Quick Tips to Decrease Your Jealous Streak in your Relationship


Jealousy can be extremely healthy in a relationship …Yes, you read it right…Jealousy can be extremely healthy in a relationship. The emotion we call jealousy is one of the ways you react to, and show, how important your partner is, express your fear of losing the relationship, or convey the love you have for your partner. It is a natural way of your body confirming the emotional connection and make sure they are still there and haven’t left. These feelings in small doses can be healthy in the relationship.

As you probably know, jealousy can also become fatal to a relationship, destroying it. We’ve all heard of that “jealous ex” whose constant paranoia ruined the relationship. Jealousy can become a trap in relationships by creating an un-healthy downward spiral. When jealousy takes over, arguments arise, and the emotion triggers what you have been trying to avoid…someone ends up leaving.

Here are a few quick tips on decreasing your jealous streak and preventing a relationship disaster:

1. Take inventory:
Usually jealousy comes for a reason, often because of a history of being cheated on. Or other times it goes further than that; there may be a history of feeling not wanted or abandoned. Living in a family where you don’t feel wanted or have felt abandoned can send the message that “in relationships, people leave.” Take a deep look and check out the inventory of your relationships you have had in life and see what comes up.


2. Take a look at your reactions:
Once you have looked at your inventory, now take a look at how you react. Does your “Hot-woman-in-the-room Radar” go on when you are out with your man? Do you get clingy when your partner is simply hanging out with his buddies? Do you start the investigative questions when he is late? Jealousy comes with good intentions; to keep your partner from leaving. The problem here is that jealous reactions can actually push your partner further and further away.

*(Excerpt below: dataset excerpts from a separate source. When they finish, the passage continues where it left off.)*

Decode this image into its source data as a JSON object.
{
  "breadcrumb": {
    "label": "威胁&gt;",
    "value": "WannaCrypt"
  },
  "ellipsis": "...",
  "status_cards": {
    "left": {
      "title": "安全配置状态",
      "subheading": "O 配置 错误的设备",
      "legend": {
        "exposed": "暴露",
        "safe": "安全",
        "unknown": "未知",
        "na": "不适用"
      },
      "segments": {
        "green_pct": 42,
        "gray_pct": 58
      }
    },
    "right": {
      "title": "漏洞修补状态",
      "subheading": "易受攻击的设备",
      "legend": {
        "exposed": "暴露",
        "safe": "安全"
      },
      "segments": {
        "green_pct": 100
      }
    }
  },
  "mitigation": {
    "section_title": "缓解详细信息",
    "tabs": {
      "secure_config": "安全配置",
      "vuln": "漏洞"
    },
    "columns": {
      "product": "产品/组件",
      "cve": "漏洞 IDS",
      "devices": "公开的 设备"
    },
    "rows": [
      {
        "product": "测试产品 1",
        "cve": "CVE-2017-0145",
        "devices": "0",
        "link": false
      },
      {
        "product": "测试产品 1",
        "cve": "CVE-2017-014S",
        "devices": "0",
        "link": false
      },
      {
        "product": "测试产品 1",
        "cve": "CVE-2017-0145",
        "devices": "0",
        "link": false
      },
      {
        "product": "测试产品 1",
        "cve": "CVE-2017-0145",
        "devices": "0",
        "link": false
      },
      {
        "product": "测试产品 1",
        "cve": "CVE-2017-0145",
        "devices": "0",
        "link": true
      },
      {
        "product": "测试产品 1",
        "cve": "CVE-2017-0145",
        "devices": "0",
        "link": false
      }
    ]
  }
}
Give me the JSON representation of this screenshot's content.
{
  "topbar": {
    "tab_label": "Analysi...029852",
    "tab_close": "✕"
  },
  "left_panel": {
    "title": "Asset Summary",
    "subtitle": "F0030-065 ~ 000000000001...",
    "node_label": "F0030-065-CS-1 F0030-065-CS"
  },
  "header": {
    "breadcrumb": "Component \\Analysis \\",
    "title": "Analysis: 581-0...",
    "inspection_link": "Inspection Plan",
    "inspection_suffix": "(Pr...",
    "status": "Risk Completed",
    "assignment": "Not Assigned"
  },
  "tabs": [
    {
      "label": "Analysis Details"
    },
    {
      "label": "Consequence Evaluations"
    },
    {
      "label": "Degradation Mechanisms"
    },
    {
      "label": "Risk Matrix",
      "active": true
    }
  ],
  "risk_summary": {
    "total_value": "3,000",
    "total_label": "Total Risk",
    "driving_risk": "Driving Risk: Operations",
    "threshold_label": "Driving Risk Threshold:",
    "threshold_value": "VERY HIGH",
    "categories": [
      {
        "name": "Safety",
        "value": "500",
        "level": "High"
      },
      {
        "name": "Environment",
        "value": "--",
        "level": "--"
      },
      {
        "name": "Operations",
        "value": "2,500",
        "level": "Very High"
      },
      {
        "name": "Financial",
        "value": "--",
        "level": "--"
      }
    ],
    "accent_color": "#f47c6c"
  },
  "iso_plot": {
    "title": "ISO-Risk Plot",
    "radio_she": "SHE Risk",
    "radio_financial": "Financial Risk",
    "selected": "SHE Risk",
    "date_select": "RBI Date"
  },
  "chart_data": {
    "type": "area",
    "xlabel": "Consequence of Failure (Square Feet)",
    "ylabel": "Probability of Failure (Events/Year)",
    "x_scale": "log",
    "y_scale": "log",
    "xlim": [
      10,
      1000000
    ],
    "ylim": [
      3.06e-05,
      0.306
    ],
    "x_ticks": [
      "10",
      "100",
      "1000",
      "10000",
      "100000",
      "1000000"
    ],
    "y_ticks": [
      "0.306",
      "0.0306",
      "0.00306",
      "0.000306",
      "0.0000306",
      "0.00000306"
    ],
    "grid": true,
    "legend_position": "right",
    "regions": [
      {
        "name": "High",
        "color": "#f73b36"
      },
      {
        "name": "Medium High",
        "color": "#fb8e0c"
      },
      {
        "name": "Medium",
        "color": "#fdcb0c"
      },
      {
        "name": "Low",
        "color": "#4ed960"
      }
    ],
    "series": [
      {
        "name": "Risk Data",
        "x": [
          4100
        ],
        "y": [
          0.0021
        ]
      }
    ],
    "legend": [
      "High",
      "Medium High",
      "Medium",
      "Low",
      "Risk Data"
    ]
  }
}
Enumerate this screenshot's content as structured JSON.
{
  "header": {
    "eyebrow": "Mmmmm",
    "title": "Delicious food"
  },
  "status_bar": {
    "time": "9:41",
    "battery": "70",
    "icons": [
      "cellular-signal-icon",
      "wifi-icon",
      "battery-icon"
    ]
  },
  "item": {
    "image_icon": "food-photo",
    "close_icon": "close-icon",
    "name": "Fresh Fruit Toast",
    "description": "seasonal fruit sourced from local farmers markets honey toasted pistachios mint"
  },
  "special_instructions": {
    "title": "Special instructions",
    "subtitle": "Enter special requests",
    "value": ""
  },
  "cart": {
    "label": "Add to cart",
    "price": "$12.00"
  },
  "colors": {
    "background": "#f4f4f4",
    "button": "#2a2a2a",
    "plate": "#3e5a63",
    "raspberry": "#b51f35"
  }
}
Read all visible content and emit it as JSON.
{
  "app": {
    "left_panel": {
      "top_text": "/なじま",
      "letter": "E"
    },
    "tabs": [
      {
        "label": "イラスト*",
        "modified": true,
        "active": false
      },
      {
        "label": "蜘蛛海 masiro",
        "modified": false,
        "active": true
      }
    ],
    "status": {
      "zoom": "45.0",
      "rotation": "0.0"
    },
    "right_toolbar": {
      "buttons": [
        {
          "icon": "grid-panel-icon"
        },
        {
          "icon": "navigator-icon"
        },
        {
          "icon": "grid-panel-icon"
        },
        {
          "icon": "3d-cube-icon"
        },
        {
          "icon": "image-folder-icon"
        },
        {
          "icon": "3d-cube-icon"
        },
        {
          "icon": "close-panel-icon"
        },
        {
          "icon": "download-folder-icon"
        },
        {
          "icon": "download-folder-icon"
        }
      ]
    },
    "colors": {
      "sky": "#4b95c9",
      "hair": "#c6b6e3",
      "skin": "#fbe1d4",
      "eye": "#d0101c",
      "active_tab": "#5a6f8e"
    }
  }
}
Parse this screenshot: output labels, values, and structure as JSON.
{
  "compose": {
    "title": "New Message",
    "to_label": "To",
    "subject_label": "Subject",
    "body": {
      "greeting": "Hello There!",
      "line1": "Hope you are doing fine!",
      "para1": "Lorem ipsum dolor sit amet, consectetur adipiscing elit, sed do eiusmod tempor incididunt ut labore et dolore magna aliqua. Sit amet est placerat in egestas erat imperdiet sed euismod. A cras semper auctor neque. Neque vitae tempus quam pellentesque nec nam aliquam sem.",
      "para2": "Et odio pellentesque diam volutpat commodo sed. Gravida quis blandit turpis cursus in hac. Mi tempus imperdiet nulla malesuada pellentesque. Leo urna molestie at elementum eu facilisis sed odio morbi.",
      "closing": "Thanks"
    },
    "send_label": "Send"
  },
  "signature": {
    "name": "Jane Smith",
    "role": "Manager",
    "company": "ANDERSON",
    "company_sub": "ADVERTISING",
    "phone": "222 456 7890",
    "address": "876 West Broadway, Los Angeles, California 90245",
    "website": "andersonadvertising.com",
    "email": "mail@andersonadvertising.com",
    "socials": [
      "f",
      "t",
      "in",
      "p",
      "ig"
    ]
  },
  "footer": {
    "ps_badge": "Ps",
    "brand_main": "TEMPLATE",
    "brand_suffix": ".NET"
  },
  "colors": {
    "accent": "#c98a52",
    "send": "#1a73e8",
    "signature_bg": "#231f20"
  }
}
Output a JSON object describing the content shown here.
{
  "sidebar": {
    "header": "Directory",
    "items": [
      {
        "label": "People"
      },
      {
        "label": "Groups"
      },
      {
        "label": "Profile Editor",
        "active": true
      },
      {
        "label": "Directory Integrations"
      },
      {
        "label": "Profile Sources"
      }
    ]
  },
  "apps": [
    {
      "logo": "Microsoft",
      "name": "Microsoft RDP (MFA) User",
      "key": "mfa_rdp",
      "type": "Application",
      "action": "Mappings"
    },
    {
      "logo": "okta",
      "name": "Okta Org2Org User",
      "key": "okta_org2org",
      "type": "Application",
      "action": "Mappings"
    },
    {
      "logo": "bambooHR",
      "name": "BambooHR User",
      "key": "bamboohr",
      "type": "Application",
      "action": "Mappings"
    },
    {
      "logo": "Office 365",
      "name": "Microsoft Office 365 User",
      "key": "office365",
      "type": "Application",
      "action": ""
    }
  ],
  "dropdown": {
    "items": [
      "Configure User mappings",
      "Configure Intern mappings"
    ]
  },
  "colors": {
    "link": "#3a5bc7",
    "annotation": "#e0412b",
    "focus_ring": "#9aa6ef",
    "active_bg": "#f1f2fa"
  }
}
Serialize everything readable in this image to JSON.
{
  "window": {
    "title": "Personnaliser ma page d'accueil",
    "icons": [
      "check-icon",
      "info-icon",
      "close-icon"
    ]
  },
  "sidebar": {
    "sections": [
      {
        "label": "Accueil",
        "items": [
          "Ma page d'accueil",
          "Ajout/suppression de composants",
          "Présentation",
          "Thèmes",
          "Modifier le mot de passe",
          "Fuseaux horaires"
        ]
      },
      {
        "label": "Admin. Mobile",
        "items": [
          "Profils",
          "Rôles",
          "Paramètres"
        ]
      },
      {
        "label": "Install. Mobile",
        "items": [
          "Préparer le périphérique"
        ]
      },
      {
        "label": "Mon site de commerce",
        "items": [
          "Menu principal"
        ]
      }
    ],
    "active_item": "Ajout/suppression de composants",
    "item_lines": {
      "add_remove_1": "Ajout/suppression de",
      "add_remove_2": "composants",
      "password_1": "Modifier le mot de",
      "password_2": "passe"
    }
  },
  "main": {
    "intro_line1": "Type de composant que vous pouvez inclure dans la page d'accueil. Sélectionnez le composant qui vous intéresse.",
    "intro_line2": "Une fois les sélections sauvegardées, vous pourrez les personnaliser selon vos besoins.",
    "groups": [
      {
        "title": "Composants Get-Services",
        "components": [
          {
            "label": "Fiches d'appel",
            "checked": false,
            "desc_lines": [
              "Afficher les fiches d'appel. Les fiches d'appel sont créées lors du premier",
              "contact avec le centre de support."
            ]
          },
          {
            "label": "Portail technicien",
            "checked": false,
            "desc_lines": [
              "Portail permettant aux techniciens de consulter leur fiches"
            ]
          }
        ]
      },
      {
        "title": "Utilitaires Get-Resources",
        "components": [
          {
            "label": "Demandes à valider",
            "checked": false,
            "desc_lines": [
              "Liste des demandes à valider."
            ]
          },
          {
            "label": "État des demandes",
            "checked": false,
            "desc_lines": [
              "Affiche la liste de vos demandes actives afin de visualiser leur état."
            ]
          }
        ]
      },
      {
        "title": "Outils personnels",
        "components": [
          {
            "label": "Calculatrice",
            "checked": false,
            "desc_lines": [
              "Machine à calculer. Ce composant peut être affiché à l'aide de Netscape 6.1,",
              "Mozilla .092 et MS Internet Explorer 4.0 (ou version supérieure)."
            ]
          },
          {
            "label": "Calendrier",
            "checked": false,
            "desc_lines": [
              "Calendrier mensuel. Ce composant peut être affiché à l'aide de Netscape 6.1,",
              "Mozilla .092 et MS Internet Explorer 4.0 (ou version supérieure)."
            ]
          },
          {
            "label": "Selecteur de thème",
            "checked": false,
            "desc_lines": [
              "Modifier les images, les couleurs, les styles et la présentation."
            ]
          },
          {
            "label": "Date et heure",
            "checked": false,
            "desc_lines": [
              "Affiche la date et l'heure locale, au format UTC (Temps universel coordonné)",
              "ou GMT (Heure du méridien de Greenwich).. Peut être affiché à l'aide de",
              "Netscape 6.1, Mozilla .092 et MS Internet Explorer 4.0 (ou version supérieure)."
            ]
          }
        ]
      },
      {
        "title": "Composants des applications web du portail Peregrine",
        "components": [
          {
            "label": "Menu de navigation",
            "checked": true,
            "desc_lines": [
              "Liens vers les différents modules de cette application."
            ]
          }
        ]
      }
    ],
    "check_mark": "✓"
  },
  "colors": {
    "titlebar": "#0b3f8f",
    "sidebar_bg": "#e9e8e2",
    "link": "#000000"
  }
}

3. Slow it down: If you step out of the situation and take a deep look at yourself, you probably see that your reactions aren’t appropriate. But in the moment, once emotion gets involved, reactions get triggered quickly and all those thoughts go away. Emotion is impulsive and quick. Your job is to slow it down. Go for a walk, go and write about your emotions, do whatever you have to do to calm your nerves. The slower you get your emotions, the quicker you can understand how to get your partner to pull closer to you, rather than push them away.

4. Get what you want: Now that you are watching your reactions, slowing them down, and taking an inventory, it is now time to get what you want. Ultimately those feelings come up for a reason, so your job is to now try a different way of expressing it to your partner BEFORE you let the jealous feelings take control. Don’t wait for a reason to talk about the jealousy. Bring the issue up in a way that will pull your partner in, not push them away. Tell your partner about your fears of them leaving and that is why you continue to pull at them. Open up the core emotion of fear; tell them you are simply afraid. Collaborate with your partner and ask them to help you figure out how to handle it.